A história desta história
Você foi adotada? Tem irmãos ou filhos adotivos? Por que escolheu escrever sobre adoção?
Por enquanto, não há casos de adoção na minha família. Tenho três irmãos, três filhas e quatro netos, todos biológicos. Em busca de mim surgiu de uma matéria que editei em Capricho, onde trabalhei de 1984 a 1988. Eu era redatora-chefe e a Patrícia Broggi (a quem dedico o livro) era uma das repórteres. Um dia, eu lhe pedi depoimentos de adolescentes adotados. Ela trouxe vários, e eles me emocionaram.

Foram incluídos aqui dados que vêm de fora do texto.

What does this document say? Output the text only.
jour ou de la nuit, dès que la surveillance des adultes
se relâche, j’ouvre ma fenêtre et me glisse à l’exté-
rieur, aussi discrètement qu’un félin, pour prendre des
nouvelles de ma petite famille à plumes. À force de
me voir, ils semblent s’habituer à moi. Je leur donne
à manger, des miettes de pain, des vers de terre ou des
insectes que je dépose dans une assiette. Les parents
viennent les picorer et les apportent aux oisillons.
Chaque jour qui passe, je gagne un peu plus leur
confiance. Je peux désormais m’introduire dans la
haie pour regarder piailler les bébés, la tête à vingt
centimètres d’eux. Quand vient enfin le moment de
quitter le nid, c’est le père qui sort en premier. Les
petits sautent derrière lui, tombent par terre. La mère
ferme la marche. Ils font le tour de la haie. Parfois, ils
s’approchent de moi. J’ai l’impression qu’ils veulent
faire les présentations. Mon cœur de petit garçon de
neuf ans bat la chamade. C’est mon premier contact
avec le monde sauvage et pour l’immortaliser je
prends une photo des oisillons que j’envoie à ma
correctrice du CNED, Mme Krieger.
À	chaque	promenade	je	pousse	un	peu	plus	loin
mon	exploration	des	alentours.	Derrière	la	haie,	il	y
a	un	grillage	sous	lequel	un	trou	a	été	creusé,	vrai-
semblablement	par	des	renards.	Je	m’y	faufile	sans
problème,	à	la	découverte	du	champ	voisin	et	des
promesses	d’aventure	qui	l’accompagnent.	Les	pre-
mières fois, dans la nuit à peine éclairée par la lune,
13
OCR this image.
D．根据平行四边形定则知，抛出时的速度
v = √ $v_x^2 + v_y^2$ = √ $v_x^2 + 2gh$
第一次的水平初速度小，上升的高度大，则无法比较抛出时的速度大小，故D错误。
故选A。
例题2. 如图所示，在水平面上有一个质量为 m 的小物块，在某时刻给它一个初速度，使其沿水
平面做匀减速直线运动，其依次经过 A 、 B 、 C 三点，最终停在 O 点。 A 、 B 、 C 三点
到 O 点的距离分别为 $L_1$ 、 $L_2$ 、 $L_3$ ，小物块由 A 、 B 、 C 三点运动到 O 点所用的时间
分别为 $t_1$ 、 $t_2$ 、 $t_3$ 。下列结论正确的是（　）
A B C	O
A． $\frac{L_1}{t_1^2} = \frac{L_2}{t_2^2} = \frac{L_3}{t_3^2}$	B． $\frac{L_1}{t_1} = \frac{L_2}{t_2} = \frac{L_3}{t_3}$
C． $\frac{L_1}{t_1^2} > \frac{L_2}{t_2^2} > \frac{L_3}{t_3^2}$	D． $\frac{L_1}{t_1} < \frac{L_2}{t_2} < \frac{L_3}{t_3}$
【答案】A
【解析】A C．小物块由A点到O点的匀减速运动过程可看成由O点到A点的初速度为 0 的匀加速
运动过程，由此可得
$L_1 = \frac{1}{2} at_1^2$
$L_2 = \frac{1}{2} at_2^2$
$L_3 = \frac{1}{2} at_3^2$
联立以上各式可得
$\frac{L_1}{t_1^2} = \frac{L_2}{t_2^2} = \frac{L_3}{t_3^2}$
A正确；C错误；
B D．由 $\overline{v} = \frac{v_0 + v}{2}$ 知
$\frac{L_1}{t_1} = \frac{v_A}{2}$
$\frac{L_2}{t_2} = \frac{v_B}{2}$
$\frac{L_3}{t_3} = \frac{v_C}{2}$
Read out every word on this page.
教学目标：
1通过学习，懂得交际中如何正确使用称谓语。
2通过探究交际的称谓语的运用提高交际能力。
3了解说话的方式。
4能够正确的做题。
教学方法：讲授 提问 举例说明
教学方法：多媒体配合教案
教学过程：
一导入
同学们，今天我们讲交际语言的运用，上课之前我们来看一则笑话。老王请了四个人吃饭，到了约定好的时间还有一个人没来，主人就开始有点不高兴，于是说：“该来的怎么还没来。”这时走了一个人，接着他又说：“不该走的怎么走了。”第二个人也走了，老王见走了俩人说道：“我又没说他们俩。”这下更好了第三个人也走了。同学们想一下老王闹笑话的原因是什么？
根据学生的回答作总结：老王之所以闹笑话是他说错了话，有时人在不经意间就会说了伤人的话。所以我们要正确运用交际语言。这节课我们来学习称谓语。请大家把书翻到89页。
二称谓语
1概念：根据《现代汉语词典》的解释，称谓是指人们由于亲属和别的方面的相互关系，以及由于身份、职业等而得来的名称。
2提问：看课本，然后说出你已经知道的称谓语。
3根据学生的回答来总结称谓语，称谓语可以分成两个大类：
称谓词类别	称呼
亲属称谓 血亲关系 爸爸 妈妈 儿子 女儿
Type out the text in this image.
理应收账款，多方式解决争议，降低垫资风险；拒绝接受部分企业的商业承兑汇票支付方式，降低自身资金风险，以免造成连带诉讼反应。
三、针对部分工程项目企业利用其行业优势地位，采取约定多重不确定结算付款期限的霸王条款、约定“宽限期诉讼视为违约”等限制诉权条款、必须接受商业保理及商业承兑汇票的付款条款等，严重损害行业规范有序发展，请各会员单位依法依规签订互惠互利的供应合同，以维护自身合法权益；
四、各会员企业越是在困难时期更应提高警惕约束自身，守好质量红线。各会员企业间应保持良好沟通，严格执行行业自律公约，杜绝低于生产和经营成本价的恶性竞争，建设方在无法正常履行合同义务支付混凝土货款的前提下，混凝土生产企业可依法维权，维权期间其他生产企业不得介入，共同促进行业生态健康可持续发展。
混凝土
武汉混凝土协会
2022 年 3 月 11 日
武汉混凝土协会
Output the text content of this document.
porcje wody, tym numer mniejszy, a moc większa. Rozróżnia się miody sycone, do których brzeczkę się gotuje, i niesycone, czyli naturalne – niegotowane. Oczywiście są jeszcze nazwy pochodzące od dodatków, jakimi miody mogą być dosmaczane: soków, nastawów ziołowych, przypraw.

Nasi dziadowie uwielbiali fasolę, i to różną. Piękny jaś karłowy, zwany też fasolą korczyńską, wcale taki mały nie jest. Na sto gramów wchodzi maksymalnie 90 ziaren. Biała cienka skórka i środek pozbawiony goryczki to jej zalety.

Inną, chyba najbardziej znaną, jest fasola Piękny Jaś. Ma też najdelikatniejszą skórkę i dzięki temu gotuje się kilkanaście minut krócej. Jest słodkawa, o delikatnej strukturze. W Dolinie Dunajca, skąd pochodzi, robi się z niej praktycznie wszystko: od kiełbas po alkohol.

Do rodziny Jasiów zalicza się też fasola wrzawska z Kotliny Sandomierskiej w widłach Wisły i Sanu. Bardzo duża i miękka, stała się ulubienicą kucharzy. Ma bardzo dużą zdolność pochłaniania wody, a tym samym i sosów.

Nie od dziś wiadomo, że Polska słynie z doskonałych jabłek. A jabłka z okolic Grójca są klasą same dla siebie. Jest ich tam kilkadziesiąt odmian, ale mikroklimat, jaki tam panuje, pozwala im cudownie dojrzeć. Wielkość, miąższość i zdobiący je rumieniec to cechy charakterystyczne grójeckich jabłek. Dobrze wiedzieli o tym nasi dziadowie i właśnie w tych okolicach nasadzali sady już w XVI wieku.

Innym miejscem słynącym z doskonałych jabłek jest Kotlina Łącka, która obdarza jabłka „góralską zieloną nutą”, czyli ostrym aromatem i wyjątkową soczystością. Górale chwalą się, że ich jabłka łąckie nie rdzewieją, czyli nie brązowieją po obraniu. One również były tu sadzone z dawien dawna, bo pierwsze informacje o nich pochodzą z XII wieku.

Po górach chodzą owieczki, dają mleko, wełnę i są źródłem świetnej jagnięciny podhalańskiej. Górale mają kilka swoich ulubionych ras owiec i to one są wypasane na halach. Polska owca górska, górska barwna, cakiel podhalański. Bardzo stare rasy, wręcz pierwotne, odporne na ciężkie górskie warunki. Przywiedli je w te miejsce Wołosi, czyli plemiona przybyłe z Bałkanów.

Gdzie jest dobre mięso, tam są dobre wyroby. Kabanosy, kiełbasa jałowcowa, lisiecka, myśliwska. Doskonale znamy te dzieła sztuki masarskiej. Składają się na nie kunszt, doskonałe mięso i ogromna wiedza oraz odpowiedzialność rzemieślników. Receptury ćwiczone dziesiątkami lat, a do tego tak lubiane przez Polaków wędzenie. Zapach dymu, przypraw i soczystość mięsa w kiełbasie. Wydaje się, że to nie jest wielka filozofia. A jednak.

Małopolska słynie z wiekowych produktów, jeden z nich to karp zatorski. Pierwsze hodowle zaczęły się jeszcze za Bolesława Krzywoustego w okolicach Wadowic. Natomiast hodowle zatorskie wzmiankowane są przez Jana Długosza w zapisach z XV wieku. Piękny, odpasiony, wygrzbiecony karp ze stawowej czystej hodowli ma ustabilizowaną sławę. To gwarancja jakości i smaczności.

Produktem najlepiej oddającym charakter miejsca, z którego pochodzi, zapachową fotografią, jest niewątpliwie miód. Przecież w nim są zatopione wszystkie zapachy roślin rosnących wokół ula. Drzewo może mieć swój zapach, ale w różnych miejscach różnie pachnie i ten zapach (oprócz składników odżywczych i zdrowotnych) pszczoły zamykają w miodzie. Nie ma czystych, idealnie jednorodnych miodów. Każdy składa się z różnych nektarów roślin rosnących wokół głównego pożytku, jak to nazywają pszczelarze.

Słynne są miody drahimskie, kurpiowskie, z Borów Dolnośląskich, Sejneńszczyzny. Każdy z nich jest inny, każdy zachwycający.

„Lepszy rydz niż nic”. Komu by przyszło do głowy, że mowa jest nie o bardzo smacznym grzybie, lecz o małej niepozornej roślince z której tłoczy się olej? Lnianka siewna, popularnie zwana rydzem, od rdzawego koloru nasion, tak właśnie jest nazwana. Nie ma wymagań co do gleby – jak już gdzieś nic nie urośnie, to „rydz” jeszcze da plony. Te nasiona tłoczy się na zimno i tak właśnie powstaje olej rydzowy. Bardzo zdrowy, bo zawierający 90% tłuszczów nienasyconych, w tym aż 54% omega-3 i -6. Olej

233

O que os depoimentos diziam?
Apesar de estarem felizes com as famílias adotivas, todos os jovens queriam conhecer melhor sua origem, saber sobre seus pais biológicos. O mesmo aconteceu com uma amiga que foi adotada. Ela soube da verdade aos 16 anos e só a aceitou totalmente depois de procurar sua família biológica. Foi assim que o Bruno nasceu na minha cabeça. Comecei a buscar razões para o seu abandono e não precisei ir longe: minha experiência jornalística e de vida foram me dando as pistas.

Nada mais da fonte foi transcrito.